Voilà, tout cela un peu long, mais en réalité c’est beaucoup trop court.


Commentaires

"Car la Persistance du froid est aussi une évocation de ce qu’on ne peut pas exprimer, et ce n’est pas un hasard si le jazzman arrête de jouer, l’actrice se retire, l’anthropologue se noie, et le cosmonaute, premier homme à avoir eu depuis son hublot une vision totale du monde, est réduit au silence… "
"... une évocation de ce qu'on ne peut pas exprimer..."
En effet, c'est un peu le sentiment que j'ai eu en vous écoutant en parler (de votre belle voix grave:)) alors que dans le texte de votre lien vous exprimez très clairement justement ces mots qu'il faudrait aller chercher dans la musique, cette "opacité" qui peut nous toucher dans un texte.
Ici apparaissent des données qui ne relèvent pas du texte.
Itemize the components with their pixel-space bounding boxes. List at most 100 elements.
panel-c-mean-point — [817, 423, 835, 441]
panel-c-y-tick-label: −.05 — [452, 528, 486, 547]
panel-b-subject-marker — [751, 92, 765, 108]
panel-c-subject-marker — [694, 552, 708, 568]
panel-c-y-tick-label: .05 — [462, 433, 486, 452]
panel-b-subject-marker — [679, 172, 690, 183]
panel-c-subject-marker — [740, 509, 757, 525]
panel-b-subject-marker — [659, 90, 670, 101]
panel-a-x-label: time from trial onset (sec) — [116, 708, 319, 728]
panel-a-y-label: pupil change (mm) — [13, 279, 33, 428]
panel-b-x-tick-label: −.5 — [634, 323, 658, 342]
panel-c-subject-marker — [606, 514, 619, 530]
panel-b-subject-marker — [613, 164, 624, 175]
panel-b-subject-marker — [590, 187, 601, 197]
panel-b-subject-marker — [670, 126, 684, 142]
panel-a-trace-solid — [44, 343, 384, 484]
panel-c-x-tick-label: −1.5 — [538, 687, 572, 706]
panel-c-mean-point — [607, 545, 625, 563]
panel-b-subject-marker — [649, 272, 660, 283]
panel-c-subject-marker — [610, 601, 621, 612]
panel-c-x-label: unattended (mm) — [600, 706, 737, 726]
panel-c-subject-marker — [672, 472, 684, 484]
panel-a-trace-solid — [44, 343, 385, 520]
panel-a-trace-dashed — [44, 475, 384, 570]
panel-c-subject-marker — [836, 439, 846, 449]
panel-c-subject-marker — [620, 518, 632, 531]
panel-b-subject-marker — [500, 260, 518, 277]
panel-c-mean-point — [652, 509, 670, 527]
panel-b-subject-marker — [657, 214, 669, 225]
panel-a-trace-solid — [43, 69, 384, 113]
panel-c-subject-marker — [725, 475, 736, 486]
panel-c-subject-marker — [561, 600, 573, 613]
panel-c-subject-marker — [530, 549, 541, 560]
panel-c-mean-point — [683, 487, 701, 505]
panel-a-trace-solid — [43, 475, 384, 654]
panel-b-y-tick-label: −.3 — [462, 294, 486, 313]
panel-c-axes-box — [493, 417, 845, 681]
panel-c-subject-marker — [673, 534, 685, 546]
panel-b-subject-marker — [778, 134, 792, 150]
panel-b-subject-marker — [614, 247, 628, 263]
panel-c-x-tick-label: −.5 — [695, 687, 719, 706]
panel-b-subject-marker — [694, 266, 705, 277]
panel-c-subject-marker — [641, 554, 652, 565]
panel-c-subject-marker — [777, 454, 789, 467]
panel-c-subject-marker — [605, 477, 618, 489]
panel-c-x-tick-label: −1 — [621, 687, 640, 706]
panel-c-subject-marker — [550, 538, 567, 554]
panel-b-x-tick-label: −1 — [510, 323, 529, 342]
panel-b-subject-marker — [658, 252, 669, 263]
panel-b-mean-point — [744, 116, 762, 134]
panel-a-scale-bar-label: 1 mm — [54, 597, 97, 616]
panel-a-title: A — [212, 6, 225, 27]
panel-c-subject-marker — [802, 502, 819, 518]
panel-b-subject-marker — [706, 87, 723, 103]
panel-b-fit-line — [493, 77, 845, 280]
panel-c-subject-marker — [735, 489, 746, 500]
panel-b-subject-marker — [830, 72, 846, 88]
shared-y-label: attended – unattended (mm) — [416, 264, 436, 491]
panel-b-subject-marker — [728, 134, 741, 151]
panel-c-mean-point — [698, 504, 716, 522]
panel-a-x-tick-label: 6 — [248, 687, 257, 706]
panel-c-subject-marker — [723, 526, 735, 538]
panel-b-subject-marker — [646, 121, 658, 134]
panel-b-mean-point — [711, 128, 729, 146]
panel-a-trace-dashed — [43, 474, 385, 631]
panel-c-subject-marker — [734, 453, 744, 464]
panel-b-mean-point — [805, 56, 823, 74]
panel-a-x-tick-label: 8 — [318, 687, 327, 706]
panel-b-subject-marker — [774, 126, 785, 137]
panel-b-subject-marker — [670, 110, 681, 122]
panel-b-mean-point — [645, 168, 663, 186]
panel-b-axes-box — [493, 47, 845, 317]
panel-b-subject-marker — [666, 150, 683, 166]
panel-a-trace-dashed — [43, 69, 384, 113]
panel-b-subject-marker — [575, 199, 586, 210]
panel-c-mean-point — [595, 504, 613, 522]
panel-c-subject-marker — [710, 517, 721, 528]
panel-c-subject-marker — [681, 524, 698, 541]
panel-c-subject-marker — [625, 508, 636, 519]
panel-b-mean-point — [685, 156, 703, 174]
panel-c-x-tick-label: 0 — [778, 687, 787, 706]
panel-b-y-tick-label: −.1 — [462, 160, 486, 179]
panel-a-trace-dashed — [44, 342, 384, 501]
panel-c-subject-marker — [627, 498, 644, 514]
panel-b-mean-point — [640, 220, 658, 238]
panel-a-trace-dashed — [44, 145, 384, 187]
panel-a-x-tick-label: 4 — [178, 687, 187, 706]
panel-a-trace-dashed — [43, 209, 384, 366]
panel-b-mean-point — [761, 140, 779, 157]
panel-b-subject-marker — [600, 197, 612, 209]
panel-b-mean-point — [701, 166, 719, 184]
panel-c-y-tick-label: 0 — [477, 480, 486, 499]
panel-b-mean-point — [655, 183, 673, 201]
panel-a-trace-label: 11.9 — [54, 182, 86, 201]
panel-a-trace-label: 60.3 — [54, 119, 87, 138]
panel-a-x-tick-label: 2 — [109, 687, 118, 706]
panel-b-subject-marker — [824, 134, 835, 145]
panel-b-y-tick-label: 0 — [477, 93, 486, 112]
Et pour le coup, vous défendez bien cet auteur qui mérite sûrement plus de lecteurs.
Merci pour ce partage vidéo.
Commentaire n°1 posté par Ambre le 07/03/2013 à 22h24
Et merci à vous pour ce beau commentaire.
Réponse de PhA le 10/03/2013 à 12h32
J'ai attentivement suivi ces deux vidéos. Deux constats : 1) je ne me suis pas trop trompée sur les livres que j'ai déjà lus même si ma compréhension n'a pu être que partielle (il faut relire), 2) j'ai envie de lire tous les autres, ce que je ferai.... Très communicative : la passion de l'éditeur pour "ses" auteurs et leurs livres.... Merci encore.
Commentaire n°2 posté par Michèle le 10/03/2013 à 13h17
Ah oui, c'est un authentique passionné.